Washington, D.C.-- "The health care bill being considered by the U.S. Senate is inadequate and too tilted toward the insurance industry," AFL-CIO President Richard Trumka said on December 17.
In recent days, as the Senate has debated health care reform, small numbers of senators have held health care hostage by threatening to block a vote. The new proposal by the Senate puts the interests of insurance companies—and senators who would rather look out for the insurance companies—ahead of real reform.
Trumka said the top priority now is to fight over the rest of the legislative process to fix the bill and make sure we can pass real health care reform.
Trumpka adds, "The labor movement has been fighting for health care for nearly 100 years and we are not about to stop fighting now, when it really matters. But for this health care bill to be worthy of the support of working men and women, substantial changes must be made. The AFL-CIO intends to fight on behalf of all working families to make those changes and win health care reform that is deserving of the name."

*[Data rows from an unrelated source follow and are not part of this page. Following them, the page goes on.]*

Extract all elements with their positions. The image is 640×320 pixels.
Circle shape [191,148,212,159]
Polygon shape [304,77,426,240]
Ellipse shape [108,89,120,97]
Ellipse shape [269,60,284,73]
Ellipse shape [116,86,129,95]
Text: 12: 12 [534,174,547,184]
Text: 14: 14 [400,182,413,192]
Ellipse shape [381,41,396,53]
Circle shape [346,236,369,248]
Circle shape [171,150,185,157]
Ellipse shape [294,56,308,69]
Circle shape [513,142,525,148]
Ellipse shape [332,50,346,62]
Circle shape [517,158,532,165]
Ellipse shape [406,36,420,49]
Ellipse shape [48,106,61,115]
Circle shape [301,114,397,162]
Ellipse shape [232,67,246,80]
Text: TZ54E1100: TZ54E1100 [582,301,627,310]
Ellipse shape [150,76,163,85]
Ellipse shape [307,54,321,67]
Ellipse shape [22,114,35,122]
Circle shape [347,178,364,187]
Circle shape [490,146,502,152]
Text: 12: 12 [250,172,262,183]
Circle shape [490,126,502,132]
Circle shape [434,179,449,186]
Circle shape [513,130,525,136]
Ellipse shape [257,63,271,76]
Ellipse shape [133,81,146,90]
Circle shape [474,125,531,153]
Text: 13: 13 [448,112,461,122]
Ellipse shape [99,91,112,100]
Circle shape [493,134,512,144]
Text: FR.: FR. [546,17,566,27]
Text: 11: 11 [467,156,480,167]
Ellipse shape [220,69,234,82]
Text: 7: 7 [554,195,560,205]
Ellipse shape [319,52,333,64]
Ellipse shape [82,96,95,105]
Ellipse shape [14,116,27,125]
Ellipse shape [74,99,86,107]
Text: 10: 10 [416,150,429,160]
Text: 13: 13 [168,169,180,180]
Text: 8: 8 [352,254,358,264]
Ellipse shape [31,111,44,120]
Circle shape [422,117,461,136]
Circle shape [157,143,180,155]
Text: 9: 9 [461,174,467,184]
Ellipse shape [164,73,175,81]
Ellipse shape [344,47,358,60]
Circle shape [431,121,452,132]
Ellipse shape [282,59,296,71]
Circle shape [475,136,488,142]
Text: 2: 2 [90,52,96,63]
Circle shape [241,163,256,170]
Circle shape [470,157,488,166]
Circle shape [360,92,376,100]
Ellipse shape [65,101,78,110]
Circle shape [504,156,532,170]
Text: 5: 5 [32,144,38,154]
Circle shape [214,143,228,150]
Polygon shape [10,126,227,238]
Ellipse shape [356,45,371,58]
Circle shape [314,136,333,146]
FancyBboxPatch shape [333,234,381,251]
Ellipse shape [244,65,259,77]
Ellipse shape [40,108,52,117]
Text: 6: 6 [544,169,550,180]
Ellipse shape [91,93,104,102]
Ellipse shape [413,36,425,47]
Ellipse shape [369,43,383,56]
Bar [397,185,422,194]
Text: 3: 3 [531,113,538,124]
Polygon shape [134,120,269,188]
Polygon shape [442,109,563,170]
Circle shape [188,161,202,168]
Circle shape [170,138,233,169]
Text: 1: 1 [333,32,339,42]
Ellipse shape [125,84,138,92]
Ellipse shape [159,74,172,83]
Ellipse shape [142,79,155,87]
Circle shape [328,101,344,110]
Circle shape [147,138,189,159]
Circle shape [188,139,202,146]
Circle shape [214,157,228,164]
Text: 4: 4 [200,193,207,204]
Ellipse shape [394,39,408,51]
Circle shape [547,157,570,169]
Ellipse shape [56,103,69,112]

The absolute refusal of Republicans in the Senate to support health care reform and the hijacking of the bill by defenders of the insurance industry have brought us a Senate bill that is inadequate: It is too kind to the insurance industry.
Genuine health care reform must bring down health costs, hold insurance companies accountable, assure that Americans can get the health care they need and be financed fairly.
While the Senate’s bill makes a lot of important and necessary changes to our health care system, it falls short in three key areas:
•It lacks a public health insurance option, to offer real competition to insurance companies to bring down costs.
•It fails to make sure employers take responsibility and pay their fair share.
•It’s funded through a new tax on working families’ health care benefits.
It doesn’t have to be this way. The bill passed by the U.S. House is far better than the Senate’s bill on these and other measures. The House bill finances health care through a small tax on the very wealthiest of earners—those who reaped vast benefits from the Bush tax cuts—and it includes a public health insurance plan and real responsibility for employers. Trumka says:
The House bill is the model for genuine health care reform. Working people cannot accept anything less than real reform.